Geordie colored, as he always did when embarrassed. Finally he said: "The report was true, sir. I couldn't help it exactly, but—I had no excuse."

"Well, in a case like this, where something comical really appeared, I do not care to see a cadet punished, provided he comes forward and explains the matter. Your tent-mate, for instance, explains it very well, and says he couldn't help smiling a little, so I took his report off as a matter of course. It seems to me you have allowed several reports to stand against you that were removed in his case. I shall remove this one.
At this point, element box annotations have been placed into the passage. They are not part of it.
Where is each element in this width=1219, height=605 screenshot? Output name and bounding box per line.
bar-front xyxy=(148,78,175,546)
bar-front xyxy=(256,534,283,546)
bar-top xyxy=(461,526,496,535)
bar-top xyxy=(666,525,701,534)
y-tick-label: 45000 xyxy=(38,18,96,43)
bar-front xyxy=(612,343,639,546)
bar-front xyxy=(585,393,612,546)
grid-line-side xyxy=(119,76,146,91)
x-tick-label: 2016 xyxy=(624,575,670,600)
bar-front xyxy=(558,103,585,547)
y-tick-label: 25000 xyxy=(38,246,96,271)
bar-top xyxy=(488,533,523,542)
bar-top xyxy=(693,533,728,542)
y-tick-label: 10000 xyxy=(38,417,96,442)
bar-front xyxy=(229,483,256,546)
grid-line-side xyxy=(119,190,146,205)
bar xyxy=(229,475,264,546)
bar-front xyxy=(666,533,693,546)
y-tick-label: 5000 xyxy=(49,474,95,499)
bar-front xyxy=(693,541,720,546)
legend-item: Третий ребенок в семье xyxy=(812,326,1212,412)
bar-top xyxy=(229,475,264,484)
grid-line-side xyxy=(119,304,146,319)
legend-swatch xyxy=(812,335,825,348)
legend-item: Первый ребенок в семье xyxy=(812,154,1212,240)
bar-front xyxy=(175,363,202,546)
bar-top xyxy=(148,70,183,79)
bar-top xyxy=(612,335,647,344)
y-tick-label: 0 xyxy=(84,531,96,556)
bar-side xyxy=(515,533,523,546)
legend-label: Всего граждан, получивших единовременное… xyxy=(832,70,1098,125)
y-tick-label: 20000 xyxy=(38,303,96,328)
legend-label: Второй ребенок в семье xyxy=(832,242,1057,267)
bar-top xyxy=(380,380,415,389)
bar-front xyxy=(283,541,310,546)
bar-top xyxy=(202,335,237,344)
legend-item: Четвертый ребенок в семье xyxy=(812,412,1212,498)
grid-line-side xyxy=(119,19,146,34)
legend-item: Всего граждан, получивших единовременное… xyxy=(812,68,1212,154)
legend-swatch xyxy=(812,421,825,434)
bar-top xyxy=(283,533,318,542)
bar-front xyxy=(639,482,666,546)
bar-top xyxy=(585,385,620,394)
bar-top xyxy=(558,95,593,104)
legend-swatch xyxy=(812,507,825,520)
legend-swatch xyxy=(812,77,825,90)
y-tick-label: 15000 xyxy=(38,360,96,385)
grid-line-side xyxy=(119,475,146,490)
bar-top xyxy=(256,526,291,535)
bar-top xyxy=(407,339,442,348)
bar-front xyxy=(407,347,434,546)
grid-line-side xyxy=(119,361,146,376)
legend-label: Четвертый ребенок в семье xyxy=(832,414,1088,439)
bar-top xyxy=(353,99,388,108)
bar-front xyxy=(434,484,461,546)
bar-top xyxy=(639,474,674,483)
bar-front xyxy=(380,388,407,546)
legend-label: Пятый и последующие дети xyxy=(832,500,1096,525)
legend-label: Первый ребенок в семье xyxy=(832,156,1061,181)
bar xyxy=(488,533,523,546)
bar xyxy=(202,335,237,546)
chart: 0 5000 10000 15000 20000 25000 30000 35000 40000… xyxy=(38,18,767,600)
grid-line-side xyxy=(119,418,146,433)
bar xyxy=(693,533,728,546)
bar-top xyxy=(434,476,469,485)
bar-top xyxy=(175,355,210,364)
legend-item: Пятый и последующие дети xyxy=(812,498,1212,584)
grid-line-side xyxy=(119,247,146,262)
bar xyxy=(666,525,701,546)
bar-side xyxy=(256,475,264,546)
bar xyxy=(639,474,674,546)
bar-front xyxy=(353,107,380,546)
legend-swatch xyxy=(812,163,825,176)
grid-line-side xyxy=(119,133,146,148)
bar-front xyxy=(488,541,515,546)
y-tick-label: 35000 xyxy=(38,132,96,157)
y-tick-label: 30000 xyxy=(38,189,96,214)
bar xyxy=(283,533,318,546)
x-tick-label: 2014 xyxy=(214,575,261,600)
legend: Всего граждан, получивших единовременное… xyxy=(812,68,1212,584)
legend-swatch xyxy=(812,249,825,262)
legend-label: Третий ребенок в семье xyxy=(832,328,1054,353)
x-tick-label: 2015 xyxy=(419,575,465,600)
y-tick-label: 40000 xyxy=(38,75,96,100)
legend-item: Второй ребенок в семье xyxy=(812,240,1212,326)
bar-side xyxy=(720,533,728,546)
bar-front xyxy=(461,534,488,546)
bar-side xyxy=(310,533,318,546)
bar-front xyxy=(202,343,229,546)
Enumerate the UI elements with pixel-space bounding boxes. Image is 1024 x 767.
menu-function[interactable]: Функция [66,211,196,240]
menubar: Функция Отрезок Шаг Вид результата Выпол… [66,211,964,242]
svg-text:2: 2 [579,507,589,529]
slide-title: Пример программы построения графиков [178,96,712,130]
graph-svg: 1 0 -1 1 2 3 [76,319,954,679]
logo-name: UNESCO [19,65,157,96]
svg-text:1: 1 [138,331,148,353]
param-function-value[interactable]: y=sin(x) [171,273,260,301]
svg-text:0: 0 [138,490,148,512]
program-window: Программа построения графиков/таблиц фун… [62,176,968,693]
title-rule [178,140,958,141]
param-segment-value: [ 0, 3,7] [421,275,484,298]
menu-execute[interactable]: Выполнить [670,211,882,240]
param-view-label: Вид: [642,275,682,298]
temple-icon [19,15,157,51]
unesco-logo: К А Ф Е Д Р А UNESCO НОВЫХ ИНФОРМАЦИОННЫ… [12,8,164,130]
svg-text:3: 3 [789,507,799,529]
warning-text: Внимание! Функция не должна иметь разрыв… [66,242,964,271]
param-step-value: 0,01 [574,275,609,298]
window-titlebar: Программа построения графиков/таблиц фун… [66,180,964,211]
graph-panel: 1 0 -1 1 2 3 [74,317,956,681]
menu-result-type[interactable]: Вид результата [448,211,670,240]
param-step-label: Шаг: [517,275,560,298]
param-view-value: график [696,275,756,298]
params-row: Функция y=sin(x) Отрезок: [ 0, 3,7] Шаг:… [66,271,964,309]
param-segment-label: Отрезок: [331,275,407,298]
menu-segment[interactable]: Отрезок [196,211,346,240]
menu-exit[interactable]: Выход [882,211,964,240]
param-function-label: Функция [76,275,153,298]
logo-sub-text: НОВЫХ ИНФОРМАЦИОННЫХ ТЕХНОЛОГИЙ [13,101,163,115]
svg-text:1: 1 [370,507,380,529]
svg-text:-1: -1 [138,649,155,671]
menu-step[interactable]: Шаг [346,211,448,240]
That is all, sir." And Geordie saluted, and walked thoughtfully away.

How could Frazier truthfully say he had only smiled; or worse, how could he imply that he did nothing else, without so saying, when Graham and others well knew he both laughed and muttered audibly? Geordie began to understand why it was that Frazier seldom showed his explanations.

Yet, when Benny eagerly asked him what the colonel said, Pops knew not how to tell him what was uppermost in his mind. And he had promised to be Frazier's room-mate.

That evening Mr. Glenn, the adjutant, called him aside.

"Mr. Graham, your confinement in camp will expire next week, and I understand Mr. Jennings is saying that as soon as you are released you will have to meet either Mr. Woods or himself. I have seen Mr. Woods, and told him that you have done all that is necessary; that he was wrong in the first place. Now should Mr. Jennings make any demands, I wish you to refuse, and refer him to me."

Two days later Benny Frazier, with white, scared look in his face, said: "Pops, do you know anything about it? Jennings has just been put in arrest—conduct unbecoming a cadet and a gentleman—and they say it's about your rifle."